Tools to prune cache
I don't think we need it in this version, but I think the next version should have some way to automatically prune the cache to keep it below a user specified threshold with default (maybe controlled via an environment variable, and set to say 5 Gb by default?)
Good point. Agreed. I did not include it, because it requires some thinking....
@wch just thought this through for shiny caching, so is likely to have good ideas.
One difficulty is that we would probably need to store the last-access time stamp, we definitely don't want to remove packages that were used not long ago. For this we need to lock the cache, with an exclusive lock, which is not ideal.
Do you think it's too unreliable to use the file system last access time?
Yeah, we can try that as well, but yeah, still not always reliable. In particular, AFAICT usually not available in Docker containers. I think it is also not always enabled on Windows.
But we can figure something out, probably, e.g. have a separate lock for the access times.
Although maybe you don't want to prune in Docker containers, anyway. But windows is still an issue, and in general it is just too platform dependent to rely on.
The atime attribute can't be relied on in general. In Linux, it's not unusual to mount a filesystem with noatime. On some filesystems, the time resolution is poor (for FAT, the time resolution is one day, and for HFS+, I think it's ). On NTFS in Windows, atime has a 100 ns resolution, but it is updated only once per hour.

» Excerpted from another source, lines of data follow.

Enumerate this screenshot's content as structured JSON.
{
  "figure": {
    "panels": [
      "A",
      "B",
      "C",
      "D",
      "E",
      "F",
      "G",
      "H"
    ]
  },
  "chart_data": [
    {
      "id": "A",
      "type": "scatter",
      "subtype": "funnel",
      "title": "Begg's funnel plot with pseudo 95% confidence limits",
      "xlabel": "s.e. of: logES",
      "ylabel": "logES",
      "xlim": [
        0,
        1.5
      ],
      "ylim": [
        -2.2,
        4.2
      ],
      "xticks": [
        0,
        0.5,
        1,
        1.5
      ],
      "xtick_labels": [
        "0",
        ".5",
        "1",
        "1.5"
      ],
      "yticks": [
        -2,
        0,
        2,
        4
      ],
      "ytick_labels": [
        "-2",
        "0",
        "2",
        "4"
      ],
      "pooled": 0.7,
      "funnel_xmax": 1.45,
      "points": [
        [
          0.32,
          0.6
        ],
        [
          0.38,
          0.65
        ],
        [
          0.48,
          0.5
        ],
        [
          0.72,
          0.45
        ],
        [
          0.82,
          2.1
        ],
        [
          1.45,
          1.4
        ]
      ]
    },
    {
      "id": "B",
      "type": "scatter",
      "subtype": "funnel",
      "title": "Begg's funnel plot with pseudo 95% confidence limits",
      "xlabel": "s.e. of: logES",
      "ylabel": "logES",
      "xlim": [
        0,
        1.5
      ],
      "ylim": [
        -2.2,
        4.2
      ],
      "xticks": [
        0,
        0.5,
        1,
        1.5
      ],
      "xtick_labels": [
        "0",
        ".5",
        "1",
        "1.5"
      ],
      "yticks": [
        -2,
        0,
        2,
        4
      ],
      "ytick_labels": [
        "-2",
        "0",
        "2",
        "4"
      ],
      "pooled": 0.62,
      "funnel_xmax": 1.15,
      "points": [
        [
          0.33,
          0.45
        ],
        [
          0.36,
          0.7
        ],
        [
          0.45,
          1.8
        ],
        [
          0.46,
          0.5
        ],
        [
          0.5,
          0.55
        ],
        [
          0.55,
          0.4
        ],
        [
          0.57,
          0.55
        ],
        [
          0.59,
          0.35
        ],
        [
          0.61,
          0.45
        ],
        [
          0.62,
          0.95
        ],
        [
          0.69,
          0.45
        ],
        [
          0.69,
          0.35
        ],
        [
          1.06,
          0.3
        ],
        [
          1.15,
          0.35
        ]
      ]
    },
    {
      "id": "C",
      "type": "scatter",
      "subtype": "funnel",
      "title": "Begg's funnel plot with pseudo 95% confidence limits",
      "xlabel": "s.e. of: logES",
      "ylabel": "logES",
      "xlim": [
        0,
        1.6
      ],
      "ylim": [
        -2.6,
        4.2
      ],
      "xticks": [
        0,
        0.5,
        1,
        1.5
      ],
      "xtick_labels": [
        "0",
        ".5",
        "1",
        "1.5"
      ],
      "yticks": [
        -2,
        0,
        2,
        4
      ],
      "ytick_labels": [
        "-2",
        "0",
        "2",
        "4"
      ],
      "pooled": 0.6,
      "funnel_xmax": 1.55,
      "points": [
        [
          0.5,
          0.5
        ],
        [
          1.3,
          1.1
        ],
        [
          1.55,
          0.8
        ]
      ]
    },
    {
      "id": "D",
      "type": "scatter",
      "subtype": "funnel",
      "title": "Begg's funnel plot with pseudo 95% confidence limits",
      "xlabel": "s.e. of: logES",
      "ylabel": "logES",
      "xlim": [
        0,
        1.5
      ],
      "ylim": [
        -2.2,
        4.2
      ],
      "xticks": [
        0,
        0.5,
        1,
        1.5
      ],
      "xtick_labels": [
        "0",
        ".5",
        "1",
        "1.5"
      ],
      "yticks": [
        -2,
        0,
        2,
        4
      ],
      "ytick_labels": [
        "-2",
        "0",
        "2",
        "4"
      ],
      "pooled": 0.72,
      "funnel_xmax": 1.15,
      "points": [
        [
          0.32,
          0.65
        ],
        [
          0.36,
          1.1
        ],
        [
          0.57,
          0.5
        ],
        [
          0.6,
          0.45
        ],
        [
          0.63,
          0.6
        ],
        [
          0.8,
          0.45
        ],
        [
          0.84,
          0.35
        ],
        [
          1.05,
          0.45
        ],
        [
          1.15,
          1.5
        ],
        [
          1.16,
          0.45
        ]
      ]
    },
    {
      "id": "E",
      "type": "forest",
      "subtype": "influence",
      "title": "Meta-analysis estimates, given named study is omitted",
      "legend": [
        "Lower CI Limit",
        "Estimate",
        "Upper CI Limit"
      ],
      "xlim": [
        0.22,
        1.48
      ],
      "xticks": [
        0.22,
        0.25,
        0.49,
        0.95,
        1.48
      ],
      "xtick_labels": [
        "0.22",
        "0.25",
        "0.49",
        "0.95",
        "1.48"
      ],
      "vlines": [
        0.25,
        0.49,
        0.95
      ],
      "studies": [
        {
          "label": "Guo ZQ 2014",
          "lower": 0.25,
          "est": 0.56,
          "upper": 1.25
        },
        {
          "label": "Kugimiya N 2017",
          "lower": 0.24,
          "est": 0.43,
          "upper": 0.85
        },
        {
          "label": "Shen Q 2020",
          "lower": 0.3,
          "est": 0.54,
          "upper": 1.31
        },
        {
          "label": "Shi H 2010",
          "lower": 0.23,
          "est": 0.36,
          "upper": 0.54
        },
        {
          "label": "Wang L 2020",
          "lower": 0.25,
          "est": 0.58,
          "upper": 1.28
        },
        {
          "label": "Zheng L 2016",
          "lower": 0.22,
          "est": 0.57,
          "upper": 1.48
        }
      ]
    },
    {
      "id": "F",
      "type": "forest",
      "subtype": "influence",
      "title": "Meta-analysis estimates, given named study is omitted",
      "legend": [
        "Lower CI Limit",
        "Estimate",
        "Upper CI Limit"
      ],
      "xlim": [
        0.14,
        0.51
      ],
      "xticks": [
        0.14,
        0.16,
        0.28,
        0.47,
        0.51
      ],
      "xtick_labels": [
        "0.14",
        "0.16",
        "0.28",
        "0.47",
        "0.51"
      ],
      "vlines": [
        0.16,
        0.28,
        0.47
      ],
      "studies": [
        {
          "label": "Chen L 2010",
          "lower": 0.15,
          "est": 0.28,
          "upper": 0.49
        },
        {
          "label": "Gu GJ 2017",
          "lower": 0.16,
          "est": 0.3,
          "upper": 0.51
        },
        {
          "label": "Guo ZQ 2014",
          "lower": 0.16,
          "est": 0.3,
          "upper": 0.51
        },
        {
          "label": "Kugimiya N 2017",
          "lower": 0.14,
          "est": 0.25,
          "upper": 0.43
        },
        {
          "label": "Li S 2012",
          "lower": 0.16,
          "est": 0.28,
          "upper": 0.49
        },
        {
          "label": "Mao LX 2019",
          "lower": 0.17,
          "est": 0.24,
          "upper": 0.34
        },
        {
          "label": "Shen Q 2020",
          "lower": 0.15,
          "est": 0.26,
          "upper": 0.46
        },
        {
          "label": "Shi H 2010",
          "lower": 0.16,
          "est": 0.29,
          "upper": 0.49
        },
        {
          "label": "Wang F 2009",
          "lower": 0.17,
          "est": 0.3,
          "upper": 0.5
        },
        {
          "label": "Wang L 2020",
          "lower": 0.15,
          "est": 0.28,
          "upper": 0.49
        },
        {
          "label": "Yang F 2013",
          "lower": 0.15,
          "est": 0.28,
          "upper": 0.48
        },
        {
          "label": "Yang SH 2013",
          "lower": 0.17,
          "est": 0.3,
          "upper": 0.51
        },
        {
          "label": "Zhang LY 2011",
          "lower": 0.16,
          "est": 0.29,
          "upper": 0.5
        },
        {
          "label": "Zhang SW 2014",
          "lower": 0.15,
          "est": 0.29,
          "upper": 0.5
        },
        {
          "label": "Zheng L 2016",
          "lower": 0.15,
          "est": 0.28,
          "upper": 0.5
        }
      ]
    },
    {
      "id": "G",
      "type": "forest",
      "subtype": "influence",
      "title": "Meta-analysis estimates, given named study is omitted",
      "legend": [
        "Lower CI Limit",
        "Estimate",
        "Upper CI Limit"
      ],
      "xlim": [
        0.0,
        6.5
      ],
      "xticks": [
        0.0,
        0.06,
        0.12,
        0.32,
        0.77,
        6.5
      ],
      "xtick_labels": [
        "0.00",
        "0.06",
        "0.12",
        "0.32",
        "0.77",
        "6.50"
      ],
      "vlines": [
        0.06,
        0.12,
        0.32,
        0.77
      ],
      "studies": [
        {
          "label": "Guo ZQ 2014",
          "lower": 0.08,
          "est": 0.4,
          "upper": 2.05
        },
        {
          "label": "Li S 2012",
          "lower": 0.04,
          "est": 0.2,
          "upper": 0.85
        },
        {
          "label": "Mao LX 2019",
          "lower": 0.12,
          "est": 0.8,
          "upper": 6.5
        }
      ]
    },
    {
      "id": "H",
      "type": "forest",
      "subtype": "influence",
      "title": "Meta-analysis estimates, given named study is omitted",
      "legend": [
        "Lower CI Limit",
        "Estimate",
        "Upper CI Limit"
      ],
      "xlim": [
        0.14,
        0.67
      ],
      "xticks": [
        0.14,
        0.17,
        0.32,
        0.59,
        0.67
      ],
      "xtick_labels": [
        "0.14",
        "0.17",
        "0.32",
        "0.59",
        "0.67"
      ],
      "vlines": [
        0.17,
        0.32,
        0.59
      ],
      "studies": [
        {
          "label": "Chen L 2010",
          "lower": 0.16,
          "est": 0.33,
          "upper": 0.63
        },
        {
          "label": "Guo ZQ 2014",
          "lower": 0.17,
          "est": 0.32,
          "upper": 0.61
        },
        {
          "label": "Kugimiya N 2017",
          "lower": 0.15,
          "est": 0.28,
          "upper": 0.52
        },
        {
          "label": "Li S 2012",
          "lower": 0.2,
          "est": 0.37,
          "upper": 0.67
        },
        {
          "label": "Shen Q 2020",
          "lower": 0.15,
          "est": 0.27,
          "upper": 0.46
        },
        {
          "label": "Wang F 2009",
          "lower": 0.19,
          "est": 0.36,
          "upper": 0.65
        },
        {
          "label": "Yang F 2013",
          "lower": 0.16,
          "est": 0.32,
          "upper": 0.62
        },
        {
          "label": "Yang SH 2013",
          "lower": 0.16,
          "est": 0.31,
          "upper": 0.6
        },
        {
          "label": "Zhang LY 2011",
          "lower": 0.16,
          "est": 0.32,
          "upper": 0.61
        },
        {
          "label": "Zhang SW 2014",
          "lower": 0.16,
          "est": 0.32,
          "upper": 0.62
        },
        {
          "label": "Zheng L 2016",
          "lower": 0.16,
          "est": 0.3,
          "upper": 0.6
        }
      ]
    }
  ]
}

I ran a bunch of tests on mtime, ctime, and atime here: https://gist.github.com/wch/9bc615c70219c7ac15f7b339ddd7a30d
The solution I ended up using was to use mtime, which seems to work reliably across platforms, and call Sys.setFileTime() each time I accessed the file: https://github.com/rstudio/shiny/blob/8c9ce19/R/cache-disk.R#L290
Note that Sys.setFileTime() apparently updates mtime, ctime, and atime on some platforms and on others (Windows-NTFS in my testing) only updates mtime.
The disk caching and pruning code in the link above is designed to work when multiple processes are using the same directory to store objects, so no locking is required (there are some potential races, but all are recoverable, since it's just a cache). All the relevant state for the objects (name, time, size, and the content) is stored on the filesystem, so you can stop an R process that uses the directory for a cache, then start another one and point it to the directory, and it will continue to work fine.
@wch Thanks!
Note: I am going to postpone this until we have a database backend, to avoid having to rewrite it then.